Google is looking to solve the increasing complexity of ML model and ML accelerator architectures by enabling cost-effective performance and power of future ML systems through comprehensive analysis and HW/SW Co-Design. This includes fast iteration and innovation for ML system co-design and improvement, automated HW-friendly model improvement/enablement at scale, understanding of business-critical production ML models, and full stack ML hardware/software co-design with significantly improved engineering velocity and results.
Requirements
- 8 years of experience with software development.
- 7 years of experience leading technical project strategy, ML design, and optimizing industry-scale ML infrastructure (e.g., model deployment, model evaluation, data processing, debugging, fine tuning).
- 5 years of experience with one or more of the following: Speech/audio (e.g., technology duplicating and responding to the human voice), reinforcement learning (e.g., sequential decision making), ML infrastructure, or specialization in another ML field.
- Experience focused on ML performance modeling and Improvements.
- Experience on Large-Language Models (LLMs), ML framework and compiler.
- Knowledge of performance analysis and experience in performance modeling of High-Performance Computing (HPC) interconnect topologies.
- Knowledge of computer architecture (Tensor Processing Unit (TPU) or other accelerators).
Responsibilities
- Explore and define future Machine Learning (ML) accelerator system and chip architecture with objective and data-driven ground truth.
- Enable the cost effective peak performance of future ML systems with full stack ML Hardware/Software (HW/SW) co-design.
- Establish understanding of the latest business-critical production ML models (Large-language models, large embedding models etc.) to inform improvements of model architecture, software system and hardware architecture.
- Develop Simulator technologies to continuously keep up with evolving new system architecture choices and new ML workloads as well as supporting simulations at different abstraction levels.
- Optimize your own code and make sure Engineers are able to optimize theirs.

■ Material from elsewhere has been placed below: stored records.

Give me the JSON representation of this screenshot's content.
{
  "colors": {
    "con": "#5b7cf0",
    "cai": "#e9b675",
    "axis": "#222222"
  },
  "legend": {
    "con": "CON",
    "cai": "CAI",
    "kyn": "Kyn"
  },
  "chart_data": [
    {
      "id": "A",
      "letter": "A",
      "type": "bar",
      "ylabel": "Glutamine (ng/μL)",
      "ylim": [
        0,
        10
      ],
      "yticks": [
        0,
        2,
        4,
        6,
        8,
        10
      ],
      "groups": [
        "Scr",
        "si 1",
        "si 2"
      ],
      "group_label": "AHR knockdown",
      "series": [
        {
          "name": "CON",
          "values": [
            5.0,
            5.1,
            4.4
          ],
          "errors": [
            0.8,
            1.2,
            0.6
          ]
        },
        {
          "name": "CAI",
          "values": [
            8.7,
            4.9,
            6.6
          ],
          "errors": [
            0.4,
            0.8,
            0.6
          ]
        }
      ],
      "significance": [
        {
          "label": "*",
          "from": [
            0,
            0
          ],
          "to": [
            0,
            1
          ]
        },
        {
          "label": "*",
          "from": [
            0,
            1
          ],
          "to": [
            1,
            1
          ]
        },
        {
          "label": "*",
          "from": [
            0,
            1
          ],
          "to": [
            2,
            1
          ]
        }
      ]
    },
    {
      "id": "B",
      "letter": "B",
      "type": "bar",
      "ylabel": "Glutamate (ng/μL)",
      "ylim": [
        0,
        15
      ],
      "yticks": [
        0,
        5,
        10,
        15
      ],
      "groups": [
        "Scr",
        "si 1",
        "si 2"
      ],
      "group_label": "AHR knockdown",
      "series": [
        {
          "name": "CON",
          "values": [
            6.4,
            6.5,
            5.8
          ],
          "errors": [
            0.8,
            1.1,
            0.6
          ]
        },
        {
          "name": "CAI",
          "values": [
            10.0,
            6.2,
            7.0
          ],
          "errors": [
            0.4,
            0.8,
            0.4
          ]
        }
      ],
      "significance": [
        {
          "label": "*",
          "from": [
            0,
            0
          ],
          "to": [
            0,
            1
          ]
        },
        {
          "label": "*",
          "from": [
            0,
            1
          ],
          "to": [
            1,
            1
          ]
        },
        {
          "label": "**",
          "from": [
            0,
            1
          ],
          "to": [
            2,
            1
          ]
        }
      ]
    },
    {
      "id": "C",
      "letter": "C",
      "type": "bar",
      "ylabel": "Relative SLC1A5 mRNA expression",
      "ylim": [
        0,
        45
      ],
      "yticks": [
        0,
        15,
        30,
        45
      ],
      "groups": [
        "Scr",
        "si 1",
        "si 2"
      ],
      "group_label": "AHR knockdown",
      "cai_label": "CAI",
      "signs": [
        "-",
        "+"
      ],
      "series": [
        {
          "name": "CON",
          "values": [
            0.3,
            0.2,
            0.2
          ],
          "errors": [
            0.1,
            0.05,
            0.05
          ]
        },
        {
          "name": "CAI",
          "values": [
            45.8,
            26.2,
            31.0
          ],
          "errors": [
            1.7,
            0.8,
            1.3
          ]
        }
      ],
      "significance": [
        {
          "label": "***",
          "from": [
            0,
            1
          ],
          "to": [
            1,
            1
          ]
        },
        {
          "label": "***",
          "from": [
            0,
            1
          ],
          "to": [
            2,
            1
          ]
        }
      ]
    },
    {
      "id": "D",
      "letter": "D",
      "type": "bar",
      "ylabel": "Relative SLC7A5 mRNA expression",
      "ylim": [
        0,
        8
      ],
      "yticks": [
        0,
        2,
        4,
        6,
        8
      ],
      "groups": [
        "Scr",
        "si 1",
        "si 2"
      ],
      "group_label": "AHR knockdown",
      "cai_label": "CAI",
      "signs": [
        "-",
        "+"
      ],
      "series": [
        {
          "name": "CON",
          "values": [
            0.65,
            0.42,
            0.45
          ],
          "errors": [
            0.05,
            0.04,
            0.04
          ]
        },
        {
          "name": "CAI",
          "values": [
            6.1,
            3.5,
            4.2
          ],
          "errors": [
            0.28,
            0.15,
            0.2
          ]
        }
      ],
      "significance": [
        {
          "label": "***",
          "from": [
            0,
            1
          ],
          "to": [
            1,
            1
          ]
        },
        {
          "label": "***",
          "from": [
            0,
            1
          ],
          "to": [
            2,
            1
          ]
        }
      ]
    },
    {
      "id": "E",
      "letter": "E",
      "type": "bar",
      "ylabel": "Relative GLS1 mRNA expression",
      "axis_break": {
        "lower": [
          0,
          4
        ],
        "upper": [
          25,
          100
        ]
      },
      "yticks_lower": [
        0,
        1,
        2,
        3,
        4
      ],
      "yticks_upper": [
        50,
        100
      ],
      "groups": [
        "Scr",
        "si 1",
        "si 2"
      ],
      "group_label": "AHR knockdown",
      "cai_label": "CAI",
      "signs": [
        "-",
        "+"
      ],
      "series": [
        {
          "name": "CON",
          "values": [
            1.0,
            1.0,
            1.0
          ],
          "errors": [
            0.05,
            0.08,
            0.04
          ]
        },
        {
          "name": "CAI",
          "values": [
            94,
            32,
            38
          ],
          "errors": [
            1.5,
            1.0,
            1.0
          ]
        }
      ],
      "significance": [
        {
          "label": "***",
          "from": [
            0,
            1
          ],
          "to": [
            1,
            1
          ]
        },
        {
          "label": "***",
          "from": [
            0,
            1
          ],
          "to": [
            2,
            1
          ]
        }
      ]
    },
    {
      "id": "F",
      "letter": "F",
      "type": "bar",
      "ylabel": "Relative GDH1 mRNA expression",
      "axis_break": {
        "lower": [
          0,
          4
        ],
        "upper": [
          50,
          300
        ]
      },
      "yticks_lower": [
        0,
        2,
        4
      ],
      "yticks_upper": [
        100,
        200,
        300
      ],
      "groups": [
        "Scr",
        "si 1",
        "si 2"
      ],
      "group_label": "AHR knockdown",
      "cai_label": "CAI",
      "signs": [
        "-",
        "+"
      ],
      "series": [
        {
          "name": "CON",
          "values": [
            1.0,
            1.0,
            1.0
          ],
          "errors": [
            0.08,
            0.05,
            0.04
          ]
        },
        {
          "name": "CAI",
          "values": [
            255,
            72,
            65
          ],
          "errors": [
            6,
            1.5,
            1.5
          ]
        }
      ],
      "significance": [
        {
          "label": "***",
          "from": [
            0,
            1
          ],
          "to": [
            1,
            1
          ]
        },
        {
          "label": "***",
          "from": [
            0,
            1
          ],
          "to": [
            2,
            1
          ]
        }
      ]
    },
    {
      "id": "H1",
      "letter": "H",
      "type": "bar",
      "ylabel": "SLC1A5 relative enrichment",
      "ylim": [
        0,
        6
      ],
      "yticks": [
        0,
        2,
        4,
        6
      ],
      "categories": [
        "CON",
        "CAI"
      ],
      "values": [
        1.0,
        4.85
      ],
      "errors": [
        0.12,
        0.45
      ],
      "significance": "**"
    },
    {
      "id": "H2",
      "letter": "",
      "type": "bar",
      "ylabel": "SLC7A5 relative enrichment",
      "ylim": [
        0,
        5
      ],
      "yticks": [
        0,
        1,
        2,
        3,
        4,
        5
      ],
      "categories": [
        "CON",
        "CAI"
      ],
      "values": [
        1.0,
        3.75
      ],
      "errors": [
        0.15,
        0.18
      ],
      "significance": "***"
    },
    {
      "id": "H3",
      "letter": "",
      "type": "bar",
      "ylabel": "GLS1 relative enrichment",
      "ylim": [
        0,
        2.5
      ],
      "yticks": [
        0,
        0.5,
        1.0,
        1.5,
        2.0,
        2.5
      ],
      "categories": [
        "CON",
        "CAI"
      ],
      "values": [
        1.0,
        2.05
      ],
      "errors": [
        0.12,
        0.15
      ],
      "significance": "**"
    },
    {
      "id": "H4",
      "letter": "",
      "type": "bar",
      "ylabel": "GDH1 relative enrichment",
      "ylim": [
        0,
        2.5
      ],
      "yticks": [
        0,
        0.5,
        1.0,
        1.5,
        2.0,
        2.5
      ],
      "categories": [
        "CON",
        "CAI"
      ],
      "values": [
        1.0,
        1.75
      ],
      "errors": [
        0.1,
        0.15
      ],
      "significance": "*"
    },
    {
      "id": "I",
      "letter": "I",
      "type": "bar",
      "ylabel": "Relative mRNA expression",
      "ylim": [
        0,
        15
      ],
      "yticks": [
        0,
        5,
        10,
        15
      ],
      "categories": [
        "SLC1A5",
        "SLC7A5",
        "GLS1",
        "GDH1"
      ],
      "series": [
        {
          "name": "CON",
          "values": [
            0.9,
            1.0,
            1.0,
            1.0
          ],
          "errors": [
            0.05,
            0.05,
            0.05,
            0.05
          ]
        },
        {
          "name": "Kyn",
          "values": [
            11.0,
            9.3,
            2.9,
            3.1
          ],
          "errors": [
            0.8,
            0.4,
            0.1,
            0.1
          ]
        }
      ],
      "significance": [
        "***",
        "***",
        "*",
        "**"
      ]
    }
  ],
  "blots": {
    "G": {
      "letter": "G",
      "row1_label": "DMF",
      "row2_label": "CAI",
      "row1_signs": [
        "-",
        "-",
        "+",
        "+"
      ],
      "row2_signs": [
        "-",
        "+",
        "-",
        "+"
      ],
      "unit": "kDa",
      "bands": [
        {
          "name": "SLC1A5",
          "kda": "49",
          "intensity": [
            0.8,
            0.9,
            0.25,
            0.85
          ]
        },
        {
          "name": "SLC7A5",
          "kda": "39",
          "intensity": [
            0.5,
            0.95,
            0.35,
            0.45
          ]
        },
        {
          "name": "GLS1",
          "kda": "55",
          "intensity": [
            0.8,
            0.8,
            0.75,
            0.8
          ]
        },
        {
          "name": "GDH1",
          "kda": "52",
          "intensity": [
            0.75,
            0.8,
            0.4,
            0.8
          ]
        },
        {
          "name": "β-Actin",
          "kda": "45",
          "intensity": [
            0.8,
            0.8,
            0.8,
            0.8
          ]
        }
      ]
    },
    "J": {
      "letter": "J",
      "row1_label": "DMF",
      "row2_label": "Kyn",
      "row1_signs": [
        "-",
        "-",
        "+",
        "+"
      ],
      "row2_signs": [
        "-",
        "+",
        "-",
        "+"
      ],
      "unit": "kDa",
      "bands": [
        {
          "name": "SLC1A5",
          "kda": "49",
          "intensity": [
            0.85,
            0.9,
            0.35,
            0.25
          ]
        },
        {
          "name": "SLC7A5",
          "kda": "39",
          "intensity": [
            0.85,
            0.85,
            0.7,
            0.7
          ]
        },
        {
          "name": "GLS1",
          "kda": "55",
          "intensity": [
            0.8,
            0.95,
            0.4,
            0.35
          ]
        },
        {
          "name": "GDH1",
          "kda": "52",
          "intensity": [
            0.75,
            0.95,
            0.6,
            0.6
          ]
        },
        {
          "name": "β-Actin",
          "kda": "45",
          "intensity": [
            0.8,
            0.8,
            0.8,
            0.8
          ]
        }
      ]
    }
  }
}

- Manage your project goals, contribute to product strategy and help develop your team.
- Oversee the deployment of large-scale projects across multiple sites internationally.
Other
- 5 years of experience in a technical leadership role; overseeing projects.
- 5 years of experience in a people management, supervision/team leadership role.
- Manage a team of 7 (eventually growing to 15) people.
- Manage engineers across multiple teams and locations, a large product budget and oversee the deployment of large-scale projects across multiple sites internationally.
- Google is proud to be an equal opportunity workplace and is an affirmative action employer. We are committed to equal employment opportunity regardless of race, color, ancestry, religion, sex, national origin, sexual orientation, age, citizenship, marital status, disability, gender identity or Veteran status.